8. "If I screw up, I'll pay up."

Worried about an audit? H&R Block and Jackson Hewitt are happy to ease your mind — for a price. Both offer the option of buying a souped-up guarantee that promises to cover any back taxes you owe, plus interest, fees and penalties. Here's what they don't say: You don't need the extra protection. If it turns out you owe back taxes, the big chains' basic (read: free) guarantee already covers fines, penalties and interest. Many CPAs and enrolled agents will do the same; they often have insurance for that very purpose. Just be sure to ask about it before one does your return.

But what about the back taxes? True, they could amount to a bigger expense than the fines and penalties, which may be why some chains can sell that extra guarantee. But H&R Block and Jackson Hewitt will cover you only up to $5,000 and exclude the most complicated returns. If you're tempted, know there may be an unintended consequence: If someone pays your taxes, the IRS considers that taxable income. In other words if you buy the guarantee, and H&R Block ends up paying your back taxes, expect to get a 1099 next January.

9. "Tax preparation is an art, not a science."

A recent law tightened penalties for tax preparers who play fast and loose with the tax code, taking far-fetched positions because they know 99% of returns never get audited. That said, for anyone with a complicated or unusual financial life, there's still lots of wiggle room, says Kerstetter, the CPA: "It's about 10% black, 10% white, and everything else is in the middle."

Chances are good you have room to maneuver if you have income in a category the tax code treats flexibly — you're self-employed, for example, or own rental property.
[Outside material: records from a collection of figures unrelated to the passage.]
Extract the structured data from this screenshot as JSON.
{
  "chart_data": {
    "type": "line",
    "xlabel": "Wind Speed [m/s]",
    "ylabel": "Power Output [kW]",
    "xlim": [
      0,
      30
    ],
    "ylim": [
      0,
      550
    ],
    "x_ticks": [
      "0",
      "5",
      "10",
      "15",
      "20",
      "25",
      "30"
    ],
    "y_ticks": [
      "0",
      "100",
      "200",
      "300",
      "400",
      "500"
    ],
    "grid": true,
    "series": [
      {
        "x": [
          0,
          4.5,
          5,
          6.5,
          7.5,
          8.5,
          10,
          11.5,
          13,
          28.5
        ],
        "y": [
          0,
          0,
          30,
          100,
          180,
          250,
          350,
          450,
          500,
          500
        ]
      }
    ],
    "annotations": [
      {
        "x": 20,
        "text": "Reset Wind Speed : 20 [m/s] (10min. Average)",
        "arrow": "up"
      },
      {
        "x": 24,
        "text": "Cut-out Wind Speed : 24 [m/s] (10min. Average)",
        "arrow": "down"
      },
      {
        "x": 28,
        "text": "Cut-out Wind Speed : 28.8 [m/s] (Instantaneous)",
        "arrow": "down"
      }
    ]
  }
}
Ditto if you've earned big capital gains or incurred high or unusual medical expenses. In short, Kerstetter says, if you're attaching a schedule to your return, a good tax preparer will pay for himself.
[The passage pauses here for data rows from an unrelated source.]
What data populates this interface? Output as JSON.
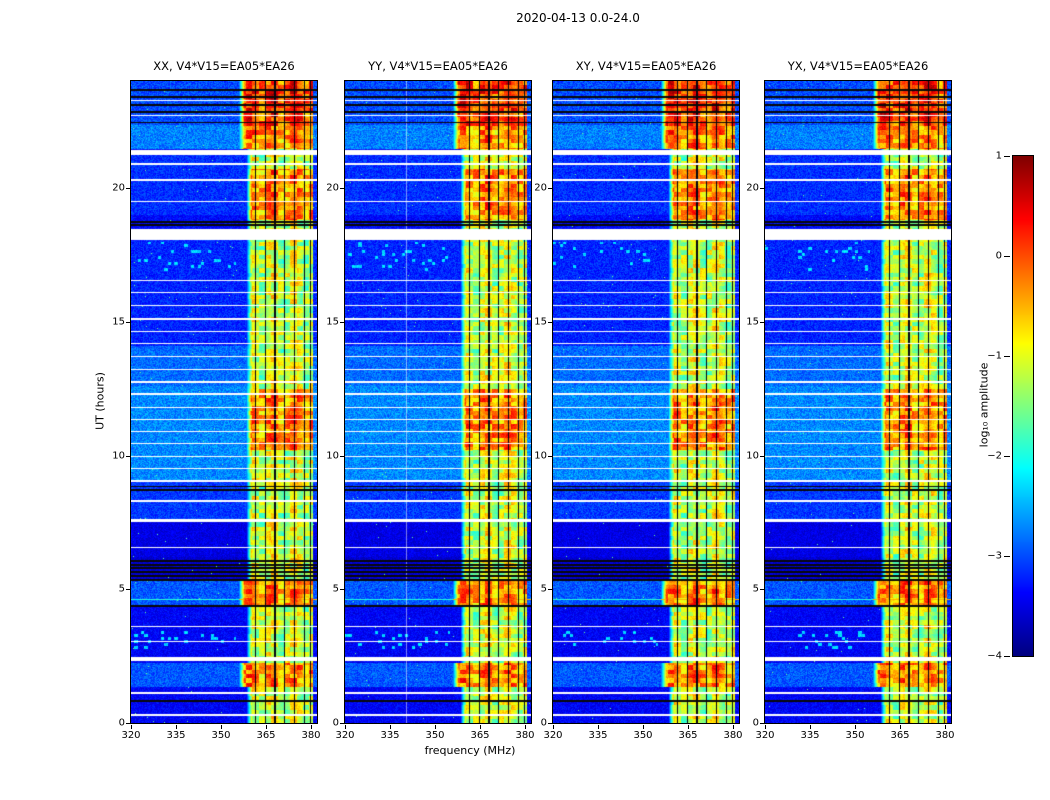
{
  "chart_data": {
    "type": "heatmap",
    "suptitle": "2020-04-13 0.0-24.0",
    "xlabel": "frequency (MHz)",
    "ylabel": "UT (hours)",
    "xlim": [
      320,
      382
    ],
    "ylim": [
      0,
      24
    ],
    "xticks": [
      320,
      335,
      350,
      365,
      380
    ],
    "yticks": [
      0,
      5,
      10,
      15,
      20
    ],
    "grid": false,
    "panels": [
      {
        "polarization": "XX",
        "title": "XX, V4*V15=EA05*EA26"
      },
      {
        "polarization": "YY",
        "title": "YY, V4*V15=EA05*EA26",
        "pale_column_mhz": [
          340.5
        ]
      },
      {
        "polarization": "XY",
        "title": "XY, V4*V15=EA05*EA26"
      },
      {
        "polarization": "YX",
        "title": "YX, V4*V15=EA05*EA26"
      }
    ],
    "colorbar": {
      "label": "log₁₀ amplitude",
      "min": -4,
      "max": 1,
      "colormap": "jet",
      "position": "right",
      "ticks": [
        {
          "label": "1",
          "value": 1
        },
        {
          "label": "0",
          "value": 0
        },
        {
          "label": "−1",
          "value": -1
        },
        {
          "label": "−2",
          "value": -2
        },
        {
          "label": "−3",
          "value": -3
        },
        {
          "label": "−4",
          "value": -4
        }
      ]
    },
    "features": {
      "description": "Dynamic spectra: blue noise background near -3.3, persistent RFI band ~358-380 MHz, horizontal white data gaps, flagged black rows, dark flagged channels inside RFI band.",
      "rfi_band_mhz": [
        358.5,
        380.6
      ],
      "rfi_band_extended_mhz": [
        356.0,
        380.6
      ],
      "rfi_levels": {
        "quiet": -1.15,
        "strong": -0.3,
        "extreme": 0.05
      },
      "rfi_dark_lines_mhz": [
        361.5,
        364.8,
        368.0,
        371.3,
        374.5,
        377.7,
        379.9
      ],
      "strong_rfi_hours": [
        [
          1.35,
          2.25
        ],
        [
          4.35,
          5.3
        ],
        [
          10.2,
          12.5
        ],
        [
          18.8,
          20.7
        ],
        [
          21.45,
          22.35
        ],
        [
          22.3,
          24.0
        ]
      ],
      "extreme_hours": [
        [
          22.3,
          24.0
        ]
      ],
      "rfi_extended_hours": [
        [
          1.35,
          2.25
        ],
        [
          4.35,
          5.3
        ],
        [
          21.45,
          22.35
        ],
        [
          22.3,
          24.0
        ]
      ],
      "white_gap_hours": [
        [
          2.3,
          2.45
        ],
        [
          7.5,
          7.62
        ],
        [
          18.05,
          18.45
        ],
        [
          21.25,
          21.42
        ]
      ],
      "white_line_hours": [
        0.3,
        1.12,
        3.05,
        3.6,
        6.55,
        8.3,
        9.05,
        9.5,
        9.95,
        10.45,
        10.9,
        11.35,
        11.8,
        12.3,
        12.75,
        13.2,
        13.7,
        14.2,
        14.65,
        15.1,
        15.6,
        16.1,
        16.55,
        19.5,
        20.3,
        20.9,
        22.7,
        23.28
      ],
      "black_line_hours": [
        0.82,
        4.38,
        5.35,
        5.5,
        5.64,
        5.78,
        5.92,
        6.06,
        8.72,
        8.84,
        18.62,
        18.74,
        22.45,
        22.85,
        23.1,
        23.4,
        23.66
      ],
      "bright_line_hours": [
        4.62
      ],
      "speckle_hours": [
        [
          2.75,
          3.45
        ],
        [
          16.9,
          18.0
        ]
      ],
      "background_bands": [
        {
          "hours": [
            0,
            1.35
          ],
          "level": -3.4,
          "sigma": 0.22
        },
        {
          "hours": [
            1.35,
            2.25
          ],
          "level": -2.95,
          "sigma": 0.28
        },
        {
          "hours": [
            2.25,
            4.35
          ],
          "level": -3.4,
          "sigma": 0.22
        },
        {
          "hours": [
            4.35,
            5.3
          ],
          "level": -2.95,
          "sigma": 0.28
        },
        {
          "hours": [
            5.3,
            6.2
          ],
          "level": -3.6,
          "sigma": 0.18
        },
        {
          "hours": [
            6.2,
            7.6
          ],
          "level": -3.5,
          "sigma": 0.2
        },
        {
          "hours": [
            7.6,
            9.0
          ],
          "level": -3.1,
          "sigma": 0.25
        },
        {
          "hours": [
            9.0,
            12.6
          ],
          "level": -2.7,
          "sigma": 0.3
        },
        {
          "hours": [
            12.6,
            14.1
          ],
          "level": -2.85,
          "sigma": 0.28
        },
        {
          "hours": [
            14.1,
            18.05
          ],
          "level": -3.2,
          "sigma": 0.25
        },
        {
          "hours": [
            18.45,
            19.0
          ],
          "level": -3.35,
          "sigma": 0.22
        },
        {
          "hours": [
            19.0,
            21.25
          ],
          "level": -3.15,
          "sigma": 0.25
        },
        {
          "hours": [
            21.45,
            22.35
          ],
          "level": -2.75,
          "sigma": 0.3
        },
        {
          "hours": [
            22.35,
            24.0
          ],
          "level": -3.0,
          "sigma": 0.3
        }
      ]
    }
  }
}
Now, that may mean raising a red flag with the IRS, and a good preparer should explain if he's taking risky positions, says Fred Giertz, of the National Tax Association. If you can't stomach the specter of an audit, you'll want a pro to err on the side of caution. And think twice before paying someone to look for loopholes if your income picture is relatively simple. "If you've got one W-2, you don't need someone fancy," says Kerstetter. "There's not a lot we can do for you."

10. "You could find a much better deal if you'd only shop around."

There's no standard price for doing taxes. Some preparers charge by the hour, others by the form; either way the cost depends on where you live, the complexity of your situation and the qualifications of your tax pro. Consider: The average H&R Block customer pays about $150; a CPA may charge 15 times that. Jay Adkisson, a California lawyer who specializes in helping people protect their assets, says, "People rely too much on word of mouth; they don't shop prices." If they did, they might be surprised. A licensed local pro may not cost much more than a national chain. Nadine Smith, an enrolled agent in Florida, charges by the form, and a simple return could cost just $200 — not much more than what you might pay at a big chain.

Even among franchises prices vary. The return that cost $90 to prepare at one big store cost more than three times that at another, according to the GAO study. To be fair, it may be hard to know what your return will cost before the preparer actually spends time on it. Ask for estimates using last year's return — that'll give you a point of comparison to find the best price.